A debtor is an individual, company, or any other entity that owes money to another individual, company, or entity. The debt is often the result of a loan or credit agreement, where the debtor has borrowed money and promised to pay it back over a certain period of time, often with interest.
For example, if you take out a mortgage to buy a house, you become a debtor to the bank. The bank, in this situation, is the creditor, because it has a claim on the money you borrowed.
In a business context, a company that borrows money from a bank or issues bonds to finance its operations is a debtor. The lenders or bondholders are the creditors. Also, when a company sells goods or services to a customer and allows the customer to pay later, the company becomes the creditor and the customer becomes the debtor.
The terms “debtor” and “creditor” are commonly used in accounting and finance, and understanding these roles is crucial for both financial management and legal reasons.
Example of a Debtor
Let’s say John wants to buy a car that costs $20,000, but he only has $5,000 saved.
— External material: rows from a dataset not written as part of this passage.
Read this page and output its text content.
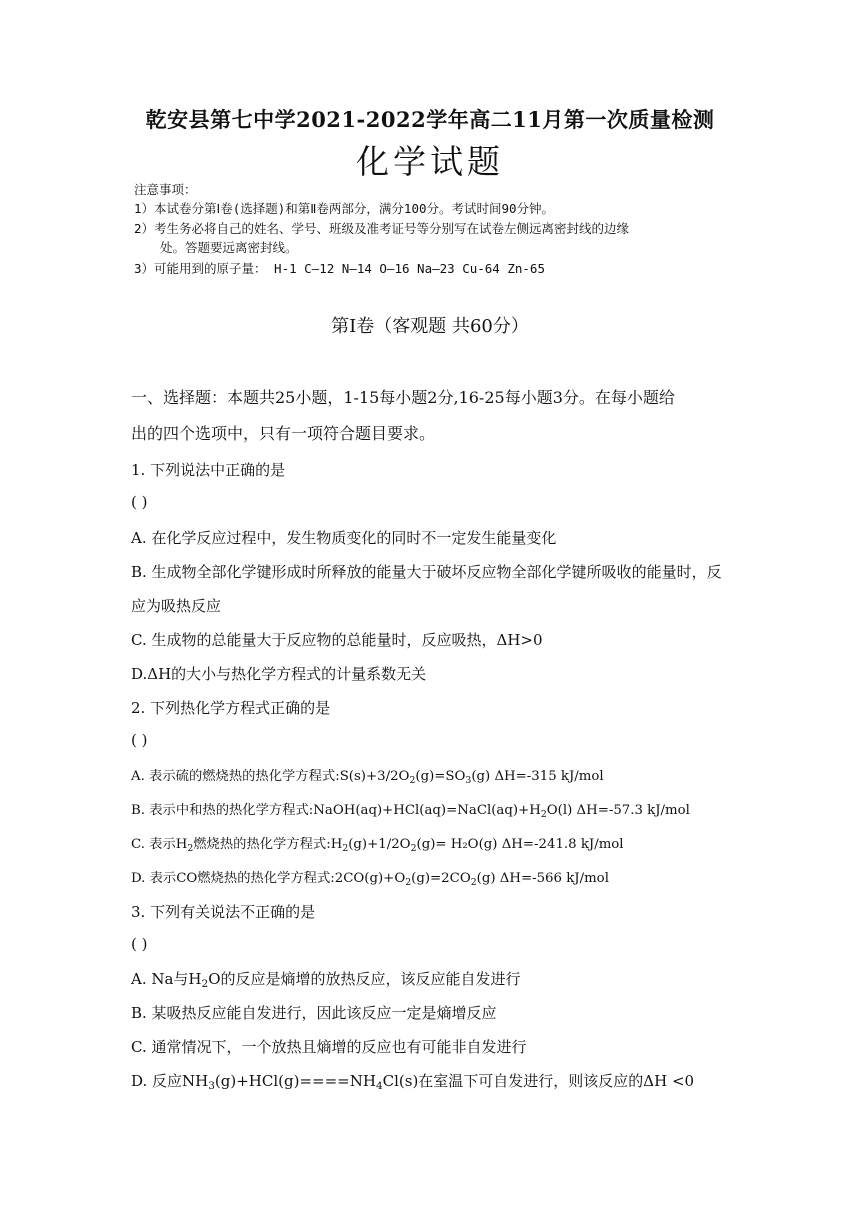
乾安县第七中学2021-2022学年高二11月第一次质量检测
化学试题
注意事项：
1）本试卷分第Ⅰ卷(选择题)和第Ⅱ卷两部分，满分100分。考试时间90分钟。
2）考生务必将自己的姓名、学号、班级及准考证号等分别写在试卷左侧远离密封线的边缘
处。答题要远离密封线。
3）可能用到的原子量： H-1 C—12 N—14 O—16 Na—23 Cu-64 Zn-65
第Ⅰ卷（客观题 共60分）
一、选择题：本题共25小题，1-15每小题2分,16-25每小题3分。在每小题给
出的四个选项中，只有一项符合题目要求。
1. 下列说法中正确的是
( )
A. 在化学反应过程中，发生物质变化的同时不一定发生能量变化
B. 生成物全部化学键形成时所释放的能量大于破坏反应物全部化学键所吸收的能量时，反
应为吸热反应
C. 生成物的总能量大于反应物的总能量时，反应吸热，ΔH>0
D.ΔH的大小与热化学方程式的计量系数无关
2. 下列热化学方程式正确的是
( )
A. 表示硫的燃烧热的热化学方程式$:S(s)+3/2O_2(g)=SO_3(g)$ ΔH=-315 kJ/mol
B. 表示中和热的热化学方程式$:NaOH(aq)+HCl(aq)=NaCl(aq)+H_2O(l)$ ΔH=-57.3 kJ/mol
C. 表示$H_2$燃烧热的热化学方程式$:H_2(g)+1/2O_2(g)= H_2O(g)$ ΔH=-241.8 kJ/mol
D. 表示CO燃烧热的热化学方程式$:2CO(g)+O_2(g)=2CO_2(g)$ ΔH=-566 kJ/mol
3. 下列有关说法不正确的是
( )
A. Na与$H_2O$的反应是熵增的放热反应，该反应能自发进行
B. 某吸热反应能自发进行，因此该反应一定是熵增反应
C. 通常情况下，一个放热且熵增的反应也有可能非自发进行
D. 反应$NH_3(g)+HCl(g)====NH_4Cl(s)$在室温下可自发进行，则该反应的ΔH <0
So, he goes to his local bank and applies for a car loan. The bank agrees to lend him the remaining $15,000 that he needs to buy the car.
In this case, John becomes the debtor because he owes $15,000 to the bank. The bank is the creditor because it has a claim on the $15,000 it loaned to John.
John will need to repay the loan over time, typically through monthly payments that include both a portion of the principal amount that he borrowed (the $15,000) and the interest that the bank charges for the loan.
Until John repays the loan in full, he remains a debtor to the bank. If he fails to make his loan payments, the bank, as the creditor, may take legal action to recover the money it is owed. This could include repossessing the car, which was likely used as collateral for the loan.